Friday, May 21, 2010

The Lie of the Art or How to Fail With Really Trying

Let’s see now--

*  Language is inadequate to Truth

*  There is probably no new Truth

*  Only a few very great writers have come near to Truth

*  Even the great ones have missed

*  The best art only implies Truth

Why should we care?  Why should we be careful?  Why not be the extraordinarily gifted monkeys we are and write willy-nilly all day long and at least have a chance that chance will be on our side?  (Given what I read that is currently taken for good poetry I’m inclined to think we’re already doing that.)

Here’s the case I make:

The inadequacy of the arts to truth is the very soil they thrive in.  As high as the bar is raised it will never be high enough and we, being who we are, will try for, must try for it.  We haven’t a choice.  By use of the carefully crafted and inspired implication we avoid the outright and specific lie.  We offer a general one.  The utmost care is taken so that we don’t damage the truth too much.  As poets aiming for truth we risk laying waste the grail by pursuing it.

Every word is a metaphor, an obfuscation of sorts.  The care we apply controls the unattainable some.  Our skill controls it some.  When we are successful we convey less untruth than is common.  It doesn’t sound like much but it is as great as it gets.

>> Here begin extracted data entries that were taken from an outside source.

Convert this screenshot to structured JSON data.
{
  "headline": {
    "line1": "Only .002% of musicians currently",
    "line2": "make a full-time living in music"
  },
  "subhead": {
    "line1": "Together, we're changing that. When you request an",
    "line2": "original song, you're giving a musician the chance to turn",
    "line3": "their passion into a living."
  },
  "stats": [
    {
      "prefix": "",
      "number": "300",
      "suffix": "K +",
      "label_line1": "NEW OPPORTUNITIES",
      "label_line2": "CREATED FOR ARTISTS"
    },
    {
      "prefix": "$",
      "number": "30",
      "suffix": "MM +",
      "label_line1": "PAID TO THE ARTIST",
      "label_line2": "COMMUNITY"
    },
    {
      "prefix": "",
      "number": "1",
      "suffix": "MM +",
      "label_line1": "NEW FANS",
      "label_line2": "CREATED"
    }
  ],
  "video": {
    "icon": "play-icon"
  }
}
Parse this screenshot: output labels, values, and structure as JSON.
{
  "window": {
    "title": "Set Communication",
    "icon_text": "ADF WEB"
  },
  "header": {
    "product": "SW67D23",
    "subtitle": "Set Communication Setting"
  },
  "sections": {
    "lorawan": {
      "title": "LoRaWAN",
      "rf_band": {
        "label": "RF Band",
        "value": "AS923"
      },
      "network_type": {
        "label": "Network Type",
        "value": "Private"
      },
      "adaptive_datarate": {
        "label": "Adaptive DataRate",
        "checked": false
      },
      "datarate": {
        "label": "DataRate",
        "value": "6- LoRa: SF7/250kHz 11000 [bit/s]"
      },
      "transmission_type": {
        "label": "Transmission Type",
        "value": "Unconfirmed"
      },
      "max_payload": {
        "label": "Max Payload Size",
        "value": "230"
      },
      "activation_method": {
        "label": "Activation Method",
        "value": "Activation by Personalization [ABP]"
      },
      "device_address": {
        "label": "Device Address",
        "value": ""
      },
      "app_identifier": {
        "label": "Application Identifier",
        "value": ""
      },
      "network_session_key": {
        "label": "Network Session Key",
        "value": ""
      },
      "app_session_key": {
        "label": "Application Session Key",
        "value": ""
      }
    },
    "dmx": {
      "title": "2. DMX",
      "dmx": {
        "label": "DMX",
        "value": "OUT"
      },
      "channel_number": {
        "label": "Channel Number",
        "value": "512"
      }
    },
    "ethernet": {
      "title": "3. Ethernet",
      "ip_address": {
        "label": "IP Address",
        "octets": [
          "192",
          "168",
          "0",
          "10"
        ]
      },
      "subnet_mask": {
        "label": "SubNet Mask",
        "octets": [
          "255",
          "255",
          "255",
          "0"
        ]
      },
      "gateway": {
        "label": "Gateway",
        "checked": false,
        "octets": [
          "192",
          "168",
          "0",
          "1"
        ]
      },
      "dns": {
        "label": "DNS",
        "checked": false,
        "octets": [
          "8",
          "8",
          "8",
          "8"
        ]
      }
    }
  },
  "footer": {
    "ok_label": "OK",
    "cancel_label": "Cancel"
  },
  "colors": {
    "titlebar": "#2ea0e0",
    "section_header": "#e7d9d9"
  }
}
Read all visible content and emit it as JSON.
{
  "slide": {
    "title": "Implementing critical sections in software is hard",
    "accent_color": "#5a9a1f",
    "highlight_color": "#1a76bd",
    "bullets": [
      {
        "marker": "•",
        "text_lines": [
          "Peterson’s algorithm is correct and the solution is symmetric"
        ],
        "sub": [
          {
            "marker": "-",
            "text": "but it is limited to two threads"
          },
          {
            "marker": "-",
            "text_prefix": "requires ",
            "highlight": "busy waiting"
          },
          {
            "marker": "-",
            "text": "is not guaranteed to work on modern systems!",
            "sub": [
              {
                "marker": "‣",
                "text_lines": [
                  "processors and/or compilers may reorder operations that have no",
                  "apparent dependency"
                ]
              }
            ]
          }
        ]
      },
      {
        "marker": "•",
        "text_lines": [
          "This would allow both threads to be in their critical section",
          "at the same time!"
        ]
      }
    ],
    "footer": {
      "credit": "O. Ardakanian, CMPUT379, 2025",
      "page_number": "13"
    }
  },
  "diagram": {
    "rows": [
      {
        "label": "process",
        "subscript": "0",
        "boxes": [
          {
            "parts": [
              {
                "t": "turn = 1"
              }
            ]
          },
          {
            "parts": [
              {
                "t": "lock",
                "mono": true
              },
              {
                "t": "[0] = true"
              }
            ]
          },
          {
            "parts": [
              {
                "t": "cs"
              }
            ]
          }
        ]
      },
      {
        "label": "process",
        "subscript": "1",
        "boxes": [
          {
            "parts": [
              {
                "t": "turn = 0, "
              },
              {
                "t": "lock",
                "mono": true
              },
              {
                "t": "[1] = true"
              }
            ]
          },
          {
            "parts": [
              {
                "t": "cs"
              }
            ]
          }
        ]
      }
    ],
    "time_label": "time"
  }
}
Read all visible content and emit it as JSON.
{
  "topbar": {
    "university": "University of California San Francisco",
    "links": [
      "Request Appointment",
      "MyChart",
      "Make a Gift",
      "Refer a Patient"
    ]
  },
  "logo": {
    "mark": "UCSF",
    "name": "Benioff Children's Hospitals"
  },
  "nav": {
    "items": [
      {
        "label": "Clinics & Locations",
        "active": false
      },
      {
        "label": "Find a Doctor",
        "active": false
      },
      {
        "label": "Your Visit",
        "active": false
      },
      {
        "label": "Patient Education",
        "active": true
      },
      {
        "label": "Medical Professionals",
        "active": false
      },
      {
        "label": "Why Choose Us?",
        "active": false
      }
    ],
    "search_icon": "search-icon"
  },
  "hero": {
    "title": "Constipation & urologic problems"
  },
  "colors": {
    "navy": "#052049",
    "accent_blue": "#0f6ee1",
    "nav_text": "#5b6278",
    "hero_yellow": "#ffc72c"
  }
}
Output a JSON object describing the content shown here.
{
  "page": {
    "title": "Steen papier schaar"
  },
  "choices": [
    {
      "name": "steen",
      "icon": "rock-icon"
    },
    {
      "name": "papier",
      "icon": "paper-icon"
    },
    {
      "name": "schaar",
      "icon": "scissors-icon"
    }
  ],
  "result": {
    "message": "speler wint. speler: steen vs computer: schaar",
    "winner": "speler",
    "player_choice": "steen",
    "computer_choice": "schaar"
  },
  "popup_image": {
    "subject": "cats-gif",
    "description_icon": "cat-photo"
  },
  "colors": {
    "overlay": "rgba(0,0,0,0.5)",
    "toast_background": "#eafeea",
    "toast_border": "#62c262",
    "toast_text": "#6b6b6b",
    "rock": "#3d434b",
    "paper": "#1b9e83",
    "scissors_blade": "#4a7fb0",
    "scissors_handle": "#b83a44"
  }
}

Consciousness of our certain failure should make us ever more careful to proceed with the greatest of care for in careless art, careless craft, lies the ruin of truth and you might as well be a politician and make some money.

1 comment:

  1. Dear zemgil3
    I enjoyed this post very much. Can truth be ruined or is it what is passed on by our poems that is ruined? Certainly what truth we attempt to hint at can be interpreted in 50 ways we didn't intend. Is that the necessity for creating the "general lie" by "craft and inspired implication" rather than the "outright and specific lie"? Great post! Lots of food for thought.